The Supreme Court ruling Thursday that prohibits schools from considering race when assigning students, except in limited cases, could revive a failed challenge to the city of Lynn’s controversial desegregation plan and imperil similar policies around the state.
The Supreme Court’s 5-4 ruling rejected integration plans in Louisville, Ky., and Seattle, though it did not say race could never be used when considering school assignments.
Lynn’s system allows race to be considered when children request transfers to schools outside their neighborhoods. At least 20 school districts statewide have voluntary desegregation plans that consider race, including Brockton, Salem and Worcester.
Attorney Chester Darling, who represented parents who challenged Lynn’s policy as unconstitutional, said he’s prepared to file a request in federal court to immediately end it.
He said Thursday’s ruling opens the door to resurrect his case because though its specifics differ from the Supreme Court cases, it shares the same principle.
“The basic thing is the awarding or withholding of a governmental benefit on the basis of race,” he said. “That was the issue in each of the three cases.”
Nicholas Kostan, superintendent of schools in Lynn, said it appears to him the city will have to abandon the 20-year-old policy, which he said has worked to promote good relations between races.
“I’m disappointed because the people of the city have supported the plan,” he said.
But Richard Cole, who handled the Lynn case for the state attorney general’s office, said Justice Anthony Kennedy’s concurring opinion made it unlikely the ruling would impact Lynn.
Kennedy differed from his conservative colleagues by saying that under narrow exceptions race can be considered when schools devise diversity plans.
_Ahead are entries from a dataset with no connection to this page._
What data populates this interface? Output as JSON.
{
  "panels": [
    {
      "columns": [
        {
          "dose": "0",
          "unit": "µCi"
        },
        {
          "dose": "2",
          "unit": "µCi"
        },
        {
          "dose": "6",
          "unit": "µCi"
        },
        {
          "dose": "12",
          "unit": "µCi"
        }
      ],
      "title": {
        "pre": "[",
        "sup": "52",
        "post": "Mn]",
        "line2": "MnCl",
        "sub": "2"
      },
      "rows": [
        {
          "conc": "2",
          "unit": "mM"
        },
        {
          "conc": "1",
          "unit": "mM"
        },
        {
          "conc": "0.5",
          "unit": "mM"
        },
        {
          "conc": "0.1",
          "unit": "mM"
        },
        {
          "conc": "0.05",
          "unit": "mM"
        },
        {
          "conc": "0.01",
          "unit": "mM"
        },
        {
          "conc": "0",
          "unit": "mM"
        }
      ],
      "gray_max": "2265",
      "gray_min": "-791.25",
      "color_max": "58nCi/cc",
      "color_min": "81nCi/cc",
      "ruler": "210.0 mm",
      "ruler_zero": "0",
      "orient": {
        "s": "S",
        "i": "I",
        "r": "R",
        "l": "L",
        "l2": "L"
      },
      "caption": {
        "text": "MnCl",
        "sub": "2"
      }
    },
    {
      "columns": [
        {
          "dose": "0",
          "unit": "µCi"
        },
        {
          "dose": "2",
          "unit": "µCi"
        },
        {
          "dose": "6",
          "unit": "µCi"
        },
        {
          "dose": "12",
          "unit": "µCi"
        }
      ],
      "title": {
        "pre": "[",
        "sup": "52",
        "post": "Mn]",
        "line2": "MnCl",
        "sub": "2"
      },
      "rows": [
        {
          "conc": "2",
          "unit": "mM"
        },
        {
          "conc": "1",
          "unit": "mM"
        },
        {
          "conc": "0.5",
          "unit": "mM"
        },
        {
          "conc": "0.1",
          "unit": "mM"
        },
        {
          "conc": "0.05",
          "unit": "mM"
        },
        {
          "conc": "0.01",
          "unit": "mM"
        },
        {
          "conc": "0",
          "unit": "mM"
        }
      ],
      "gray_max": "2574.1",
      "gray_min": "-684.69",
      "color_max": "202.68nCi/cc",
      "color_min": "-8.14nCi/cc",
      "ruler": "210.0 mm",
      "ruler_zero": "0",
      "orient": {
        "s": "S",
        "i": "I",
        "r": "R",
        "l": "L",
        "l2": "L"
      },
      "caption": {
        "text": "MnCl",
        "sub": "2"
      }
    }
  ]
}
One exception allows race as the only consideration if it can be proven there was no alternative and there is a crucial need for the plan.
Cole, now a civil rights consultant, said that applies to Lynn, where he said the policy was proven to be the only way to desegregate the schools and relieve racial tensions that were affecting learning.
“I believe that what we did in the Lynn case … would meet Justice Kennedy’s high threshold for using race as the sole factor in a student assignment plan,” he said.
Justice Kennedy’s opinion also means the state’s school districts don’t necessarily have to kill existing, race-conscious desegregation plans, but can revise them to fit the exceptions he outlined, according to Harvard Law School professor Charles Ogletree.
“The court has not prevented consideration of such plans, but required school districts to come up with more creative ways of addressing that,” Ogletree said. “That is a refreshing conclusion to be drawn from an otherwise disappointing decision.”
Department of Education Commissioner David Driscoll and Attorney General Martha Coakley said they would determine which desegregation programs were affected by the ruling and work with local officials to make any changes.
“We are committed to guaranteeing equal educational opportunities for all children, and we will do everything within our power to make certain that continues,” Driscoll said in a statement.
State congressional leaders found little to like about the ruling. In a statement, Sen. Edward Kennedy said the decision ran counter to the court’s decision in Brown v. Board of Education, which desegregated schools.
“Today’s decision is false to Brown’s promise of equality, making it far more difficult for local school boards to voluntarily bring students of different races together in the classroom,” he said.
John Kerry called it “a terrible blow to civil rights in our country.”
The Lynn case appeared dead in 2006 after the Supreme Court refused to reconsider its rejection of the plaintiff’s appeal in 2005. A federal district and appeals court had ruled the Lynn policies were legal, and that the city had a compelling educational interest in influencing the racial composition of its schools.
Justice Samuel Alito has replaced Justice Sandra Day O’Connor since the high court’s initial ruling in 2005.
Darling said the decision Thursday was good for all students.
“We don’t need Big Brother telling us diversity is good and you have to sit here and you have to sit there because you’re black or white,” he said.